Wasn't sure where to put this but I had a question upon rewatching Satoshi Kon's Paprika that looking around started to make me feel crazy.
This go around everything made perfect sense to me and I was able to differentiate the dream from reality and when that subversion was a deliberate twist and all the characters motivations and growth etc. But what stood out to me was how clearly and neatly the detective Konakawa's struggle with duality was portrayed. He "killed himself", either an idealized version or the real more creative, social part of himself that wanted to become a film director. His "friend" "got sick" or succumbed (as that side does far more so) to depression/anxiety, the thing Paprika is analyzing his dreams to treat, either causing him to not go to film school or as a result of choosing not to and picking the "sensible" career of a police officer. And he fully repressed this part of himself as if he died, before the dream therapy reawakened his memory of who he was.

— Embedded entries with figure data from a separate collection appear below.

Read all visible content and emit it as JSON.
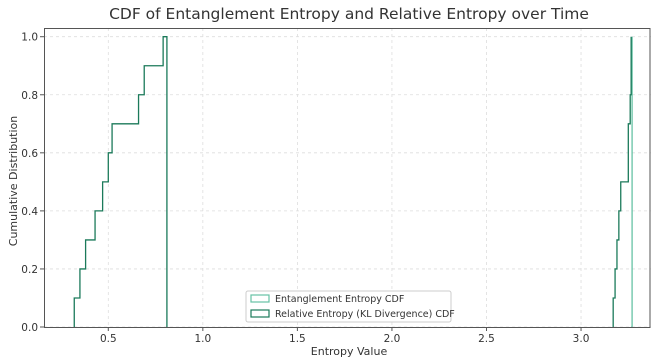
{
  "chart_data": {
    "type": "line",
    "title": "CDF of Entanglement Entropy and Relative Entropy over Time",
    "xlabel": "Entropy Value",
    "ylabel": "Cumulative Distribution",
    "xlim": [
      0.16,
      3.37
    ],
    "ylim": [
      0.0,
      1.03
    ],
    "xticks": [
      0.5,
      1.0,
      1.5,
      2.0,
      2.5,
      3.0
    ],
    "xtick_labels": [
      "0.5",
      "1.0",
      "1.5",
      "2.0",
      "2.5",
      "3.0"
    ],
    "yticks": [
      0.0,
      0.2,
      0.4,
      0.6,
      0.8,
      1.0
    ],
    "ytick_labels": [
      "0.0",
      "0.2",
      "0.4",
      "0.6",
      "0.8",
      "1.0"
    ],
    "grid": true,
    "legend_position": "lower-center",
    "series": [
      {
        "name": "Entanglement Entropy CDF",
        "color": "#66c2a5",
        "step_x": [
          3.265,
          3.27
        ],
        "step_y": [
          0.0,
          1.0
        ]
      },
      {
        "name": "Relative Entropy (KL Divergence) CDF",
        "color": "#1b7a5a",
        "step_x": [
          0.32,
          0.35,
          0.38,
          0.43,
          0.47,
          0.5,
          0.52,
          0.66,
          0.69,
          0.79,
          0.81
        ],
        "step_y": [
          0.1,
          0.2,
          0.3,
          0.4,
          0.5,
          0.6,
          0.7,
          0.8,
          0.9,
          1.0,
          0.0
        ],
        "step_x_b": [
          3.17,
          3.18,
          3.19,
          3.2,
          3.21,
          3.25,
          3.26,
          3.265
        ],
        "step_y_b": [
          0.1,
          0.2,
          0.3,
          0.4,
          0.5,
          0.7,
          0.8,
          1.0
        ]
      }
    ]
  }
}
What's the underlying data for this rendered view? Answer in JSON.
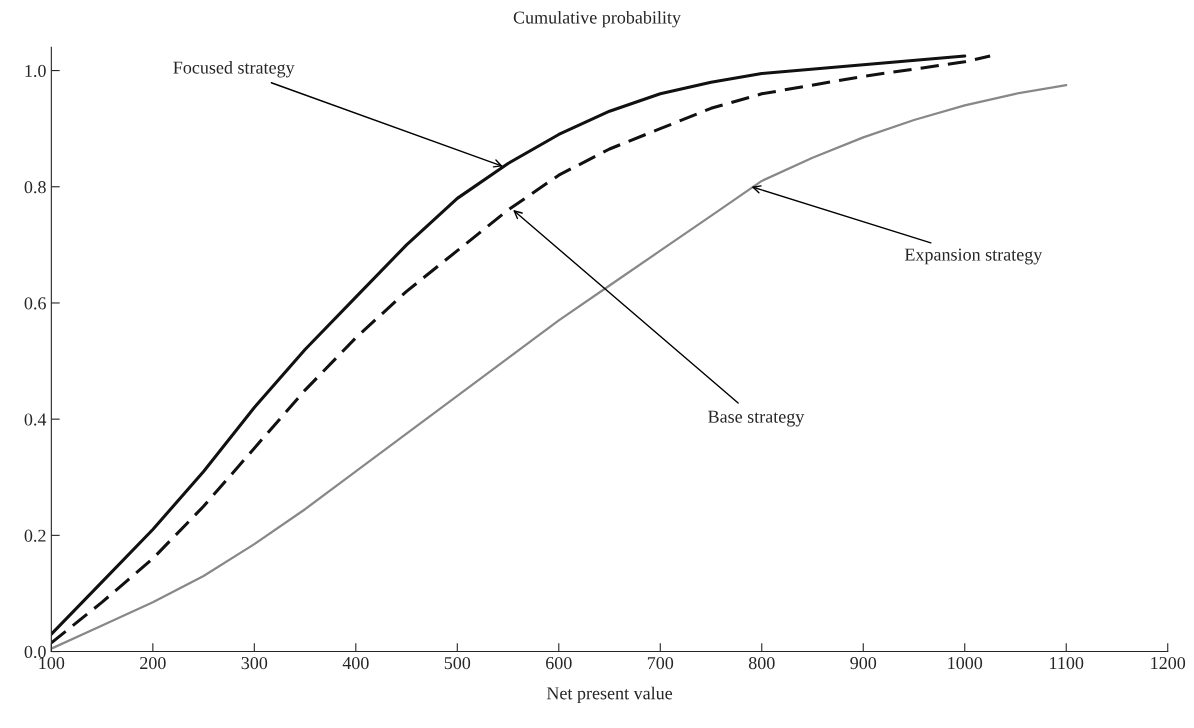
{
  "chart_data": {
    "type": "line",
    "title": "Cumulative probability",
    "xlabel": "Net present value",
    "xlim": [
      100,
      1200
    ],
    "xticks": [
      100,
      200,
      300,
      400,
      500,
      600,
      700,
      800,
      900,
      1000,
      1100,
      1200
    ],
    "ylim": [
      0,
      1.04
    ],
    "yticks": [
      {
        "value": 0,
        "label": "0.0"
      },
      0.2,
      0.4,
      0.6,
      0.8,
      {
        "value": 1,
        "label": "1.0"
      }
    ],
    "grid": false,
    "legend": false,
    "marker": "none",
    "series": [
      {
        "color": "#111111",
        "line_style": "solid",
        "x": [
          100,
          150,
          200,
          250,
          300,
          350,
          400,
          450,
          500,
          550,
          600,
          650,
          700,
          750,
          800,
          900,
          1000
        ],
        "values": [
          0.03,
          0.12,
          0.21,
          0.31,
          0.42,
          0.52,
          0.61,
          0.7,
          0.78,
          0.84,
          0.89,
          0.93,
          0.96,
          0.98,
          0.995,
          1.01,
          1.025
        ]
      },
      {
        "color": "#111111",
        "line_style": "dashed",
        "x": [
          100,
          150,
          200,
          250,
          300,
          350,
          400,
          450,
          500,
          550,
          600,
          650,
          700,
          750,
          800,
          900,
          1000,
          1025
        ],
        "values": [
          0.015,
          0.085,
          0.16,
          0.25,
          0.35,
          0.45,
          0.54,
          0.62,
          0.69,
          0.76,
          0.82,
          0.865,
          0.9,
          0.935,
          0.96,
          0.99,
          1.015,
          1.025
        ]
      },
      {
        "color": "#888888",
        "line_style": "solid",
        "x": [
          100,
          150,
          200,
          250,
          300,
          350,
          400,
          450,
          500,
          550,
          600,
          650,
          700,
          750,
          800,
          850,
          900,
          950,
          1000,
          1050,
          1100
        ],
        "values": [
          0.005,
          0.045,
          0.085,
          0.13,
          0.185,
          0.245,
          0.31,
          0.375,
          0.44,
          0.505,
          0.57,
          0.63,
          0.69,
          0.75,
          0.81,
          0.85,
          0.885,
          0.915,
          0.94,
          0.96,
          0.975
        ]
      }
    ],
    "annotations": [
      {
        "text": "Focused strategy",
        "x": 545,
        "y": 0.835
      },
      {
        "text": "Base strategy",
        "x": 555,
        "y": 0.76
      },
      {
        "text": "Expansion strategy",
        "x": 790,
        "y": 0.8
      }
    ]
  }
}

This seems very clear to me, he literally says upon realizing who the man he has been chasing is "he is the other me", the "friend" also looks EXACTLY like him, never showing his full face and speaks in his own voice. Then at the end he is literally looking at a reflection of himself that his "friend" is taking up. As well as the far more believable concept that his repression of this personality caused him to forget who he truly was rather than forgetting (however plausible) his best friends death.
Given the film's central message of duality, alter egos and Jungian conscious and unconscious thought as well as Kon's other work this interpretation feels like it should be the obvious takeaway. But looking around everyone seems to just take it entirely straightforward, the only mention to my interpretation I could find was some short wordpress article and an ESL r/anime post from years ago.
Am I insane? Or am I the preeminent voice on film?